« On aurait besoin ici d'une grand-mère qui écoute », m'avait dit la directrice de la section d'enseignement spécialisé1 du collège voisin, ajoutant : « Un adulte qui soit avec ces enfants, non dans une relation d'enseignants, ni de parents, ni de professionnels, mais là, gratuitement. Dans un contexte où la rencontre avec les adultes se joue trop souvent sur fond de peur ou de totale indifférence, ce serait très souhaitable ! » Demande qui a fait tilt en moi ! Arrivée récemment en Seine-Saint-Denis, j'en étais à l'étape de la découverte de notre quartier et de la recherche d'un lieu où je pourrais davantage m'investir avec ce que je suis et dans le projet de la congrégation. À la retraite – l'âge d'être grand-mère, sans l'être –, la situation d'enfants au parcours scolaire difficile ne me laissait pas indifférente. Comment aller plus loin ?

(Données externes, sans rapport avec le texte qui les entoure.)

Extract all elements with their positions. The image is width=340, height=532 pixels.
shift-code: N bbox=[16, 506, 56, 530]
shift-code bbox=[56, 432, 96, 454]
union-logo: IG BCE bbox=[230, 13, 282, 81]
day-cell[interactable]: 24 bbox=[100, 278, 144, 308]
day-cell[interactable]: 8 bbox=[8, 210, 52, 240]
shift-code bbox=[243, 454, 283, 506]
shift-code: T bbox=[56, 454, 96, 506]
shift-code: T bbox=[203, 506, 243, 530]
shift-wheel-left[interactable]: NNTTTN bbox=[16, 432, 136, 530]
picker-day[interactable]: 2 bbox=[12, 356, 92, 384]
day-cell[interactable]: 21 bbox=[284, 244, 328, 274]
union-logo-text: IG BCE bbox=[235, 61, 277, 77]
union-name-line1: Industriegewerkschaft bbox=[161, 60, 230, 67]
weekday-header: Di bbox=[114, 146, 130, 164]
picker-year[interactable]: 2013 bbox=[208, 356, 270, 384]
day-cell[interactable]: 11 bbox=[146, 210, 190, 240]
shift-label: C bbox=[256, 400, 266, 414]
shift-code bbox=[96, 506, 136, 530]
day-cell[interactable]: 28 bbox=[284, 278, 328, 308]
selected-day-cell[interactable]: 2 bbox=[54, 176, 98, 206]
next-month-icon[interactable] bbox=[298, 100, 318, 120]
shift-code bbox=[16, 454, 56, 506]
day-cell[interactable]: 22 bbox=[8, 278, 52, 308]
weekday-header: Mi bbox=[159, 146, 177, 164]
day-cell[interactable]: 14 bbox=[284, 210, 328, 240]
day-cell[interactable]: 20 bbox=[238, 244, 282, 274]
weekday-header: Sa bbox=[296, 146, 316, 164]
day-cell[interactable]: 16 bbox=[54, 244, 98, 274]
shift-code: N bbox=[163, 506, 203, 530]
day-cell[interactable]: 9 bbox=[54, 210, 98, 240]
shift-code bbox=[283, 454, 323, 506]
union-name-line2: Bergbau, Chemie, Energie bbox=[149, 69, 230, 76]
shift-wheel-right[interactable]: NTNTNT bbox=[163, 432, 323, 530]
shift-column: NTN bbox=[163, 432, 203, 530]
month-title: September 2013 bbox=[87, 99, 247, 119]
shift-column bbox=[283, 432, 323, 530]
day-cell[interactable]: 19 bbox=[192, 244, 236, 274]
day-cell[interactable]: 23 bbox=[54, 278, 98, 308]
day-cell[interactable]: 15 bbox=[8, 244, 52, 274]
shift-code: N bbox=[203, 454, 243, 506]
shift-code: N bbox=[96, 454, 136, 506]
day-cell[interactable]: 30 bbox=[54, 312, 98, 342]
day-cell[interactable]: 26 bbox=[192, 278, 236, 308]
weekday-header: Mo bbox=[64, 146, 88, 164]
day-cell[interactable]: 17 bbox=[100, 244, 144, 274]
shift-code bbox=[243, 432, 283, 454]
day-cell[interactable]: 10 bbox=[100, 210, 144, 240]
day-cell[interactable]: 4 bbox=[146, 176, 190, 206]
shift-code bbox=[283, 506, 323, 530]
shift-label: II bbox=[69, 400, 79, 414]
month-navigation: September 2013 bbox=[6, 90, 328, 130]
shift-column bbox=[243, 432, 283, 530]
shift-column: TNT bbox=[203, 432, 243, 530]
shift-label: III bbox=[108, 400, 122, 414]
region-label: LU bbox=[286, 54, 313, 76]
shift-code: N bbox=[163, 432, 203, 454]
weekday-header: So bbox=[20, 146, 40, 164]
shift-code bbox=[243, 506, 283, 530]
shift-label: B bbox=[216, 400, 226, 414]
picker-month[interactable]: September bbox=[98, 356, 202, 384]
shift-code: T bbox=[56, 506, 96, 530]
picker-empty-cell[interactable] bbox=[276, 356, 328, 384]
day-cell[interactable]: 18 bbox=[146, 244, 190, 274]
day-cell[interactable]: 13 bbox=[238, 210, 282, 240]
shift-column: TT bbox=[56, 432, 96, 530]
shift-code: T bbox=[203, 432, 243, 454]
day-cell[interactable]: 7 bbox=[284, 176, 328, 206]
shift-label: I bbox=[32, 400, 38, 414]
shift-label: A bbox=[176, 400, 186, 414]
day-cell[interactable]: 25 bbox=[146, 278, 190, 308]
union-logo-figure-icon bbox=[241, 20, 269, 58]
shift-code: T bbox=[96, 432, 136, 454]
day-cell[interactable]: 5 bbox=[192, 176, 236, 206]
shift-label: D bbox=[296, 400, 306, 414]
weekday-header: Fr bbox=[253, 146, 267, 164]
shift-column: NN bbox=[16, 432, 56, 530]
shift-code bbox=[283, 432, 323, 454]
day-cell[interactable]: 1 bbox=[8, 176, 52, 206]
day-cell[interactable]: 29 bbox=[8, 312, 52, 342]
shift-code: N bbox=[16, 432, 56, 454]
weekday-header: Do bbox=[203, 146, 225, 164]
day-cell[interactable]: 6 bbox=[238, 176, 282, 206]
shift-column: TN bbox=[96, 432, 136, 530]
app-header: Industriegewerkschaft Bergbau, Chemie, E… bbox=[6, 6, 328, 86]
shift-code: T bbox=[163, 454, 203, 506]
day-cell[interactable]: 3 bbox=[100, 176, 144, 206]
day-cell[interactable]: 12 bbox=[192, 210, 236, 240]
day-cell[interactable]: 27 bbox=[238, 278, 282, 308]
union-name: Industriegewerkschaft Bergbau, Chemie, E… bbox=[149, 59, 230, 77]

Après une réflexion personnelle et communautaire, une concertation avec les enseignants et la Confédération syndicale des familles2, j'ai donc accepté d'intervenir comme bénévole de cette association auprès des enfants de sixième et de cinquième. Sous certaines conditions de part et d'autre : en particulier, je me refusais à suppléer éventuellement au manque d'enseignants et, bien entendu, je m'engageais à respecter le caractère public de l'établissement.

« C'est bien de lire ! »

Dès le début, il a semblé que la porte d'entrée à l'écoute pouvait être la lecture qui présentait de grosses difficultés à ces enfants. Au cours de la première étape (les choses ayant évolué par la suite), j'étais à la disposition de ceux qui souhaitaient faire avec moi quelques activités ayant trait à la lecture, deux matinées par semaine. Rencontres interpersonnelles qui ont vite débordé ce cadre, dans une parole disant parfois le pourquoi de leur retard scolaire tel qu'ils le ressentaient.

Jimmy, treize ans et demi, m'explique qu'il a beaucoup manqué en primaire parce que ses parents se battaient… Ensuite, on oubliait de l'amener à l'école. « Maintenant, ça va ! Je suis dans une famille d'accueil ! – Ça va ?… » S'il n'est plus témoin de scènes de violence, Jimmy en demeure marqué pour longtemps.